Как правило, жена знает своего мужа гораздо лучше, чем муж ее. Однако в тех случаях, когда муж обладает чрезвычайно утонченной натурой, жена оказывается не в состоянии добраться до ее сокровенных глубин. Так случилось и с супругой нашего Фонибхушона - Монималика плохо знала своего мужа. Утонченность ультрасовременных мужчин совершенно не вмещается в рамки всех тех нехитрых представлений и инстинктов, которые унаследованы женщиной с незапамятных времен. Эти мужчины - особенные, загадочные и непонятные, как сами женщины. Обычных мужчин можно разделить на несколько разрядов: одни из них - варвары, другие - глупцы, третьи - слепцы. Но этих нельзя с уверенностью отнести ни к одной из этих категорий.

Поэтому Монималика решила призвать к себе советника. Это был ее земляк или дальний родственник, который работал в хозяйстве Фонибхушона в качестве помощника управляющего. Добиваться повышения прилежной работой было не в его правилах: ссылаясь на какого-то общего предка, он ухитрялся получать не только свое жалованье, но и кое-что сверх него за счет одного лишь родства с семьей хозяев.

Монималика пригласила его и, рассказав о случившемся, спросила:

- Ну, что ты посоветуешь предпринять?

С глубокомысленным видом покачав головой - мол, положение вещей мне очень не нравится (мудрецам никогда не нравится положение вещей), - Модху проговорил:

- Бабу не раздобудет денег и в конце концов набросится на твои драгоценности, вот увидишь!

Монималика согласилась, что такой оборот дела действительно не только возможен, но и весьма вероятен. Ее беспокойство возросло. Детей она не имела, а присутствия мужа молодая женщина не чувствовала в своем сердце. Единственно, что было для нее близко и дорого, - это сокровища, которые росли из года в год, как мог бы расти ее ребенок. В ее сундуке лежало не только серебро, там было и чистое золото и брильянты.

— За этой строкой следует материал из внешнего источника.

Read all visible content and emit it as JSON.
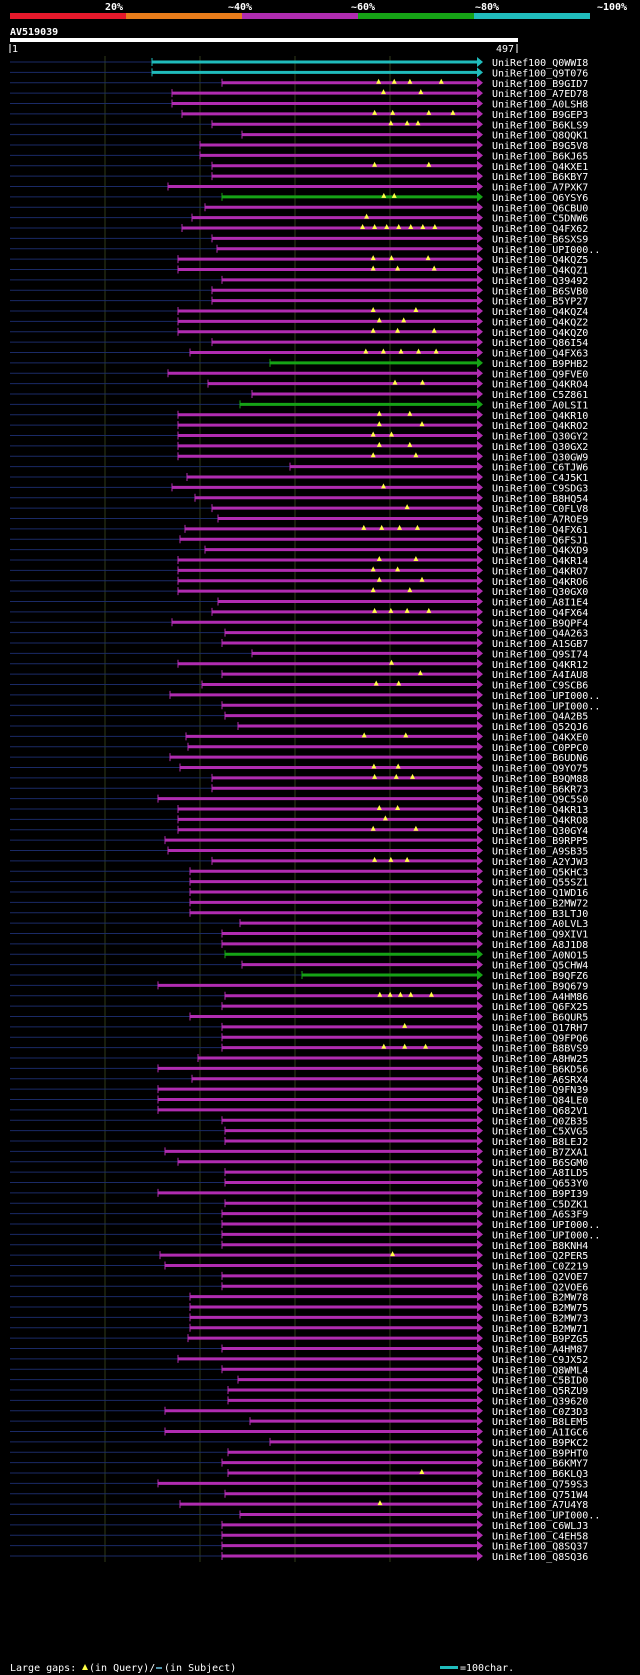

Все эти драгоценности стали как бы частицей самой Монималики, они заполнили ее сердце, они завладели ее мыслями. Поэтому лишь одно предположение о том, что все это годами накопленное богатство в мгновение ока может быть низвергнуто в ненасытную бездну торговли, заставляло женщину холодеть от ужаса.

- Что же делать? - спросила она в тревоге.

- Сегодня же собери все украшения и отправляйся в дом своего отца! ответил Модхушудон.

В душе мудрый Модху обдумывал план, осуществление которого должно было отдать часть, и, пожалуй даже большую, драгоценностей Монималики в его руки.

Монималика тотчас же согласилась с этим предложением.

И вот, вечерней порой, в конце месяца ашарх, к этой самой пристани, где мы сейчас сидим, причалила лодка. А ранним утром следующего дня, когда небо было обложено тяжелыми тучами и тишина нарушалась лишь кваканьем неугомонных лягушек, на борт лодки поднялась Монималика. С головы до ног она была закутана в покрывало из грубой материи. Находившийся в лодке Модхушудон проснулся и сказал.

- Давай сюда свой сундук.

- Потом, потом, - ответила Мони. - Поехали.

Лодка отчалила и, с легким плеском рассекая воду, быстро поплыла по течению.

Всю ночь перед отъездом Монималика увешивала себя украшениями; когда она одно за другим надела их все, на ее теле не осталось ни одного свободного места. Монималика боялась, что у нее могут отнять драгоценности, если принести их в сундуке. Если же надеть на себя, то никто, думала она, не сможет завладеть ими, пока она жива. О, Монималика, не понимавшая Фонибхушона, прекрасно разбиралась в таких людях, как Модхушудон.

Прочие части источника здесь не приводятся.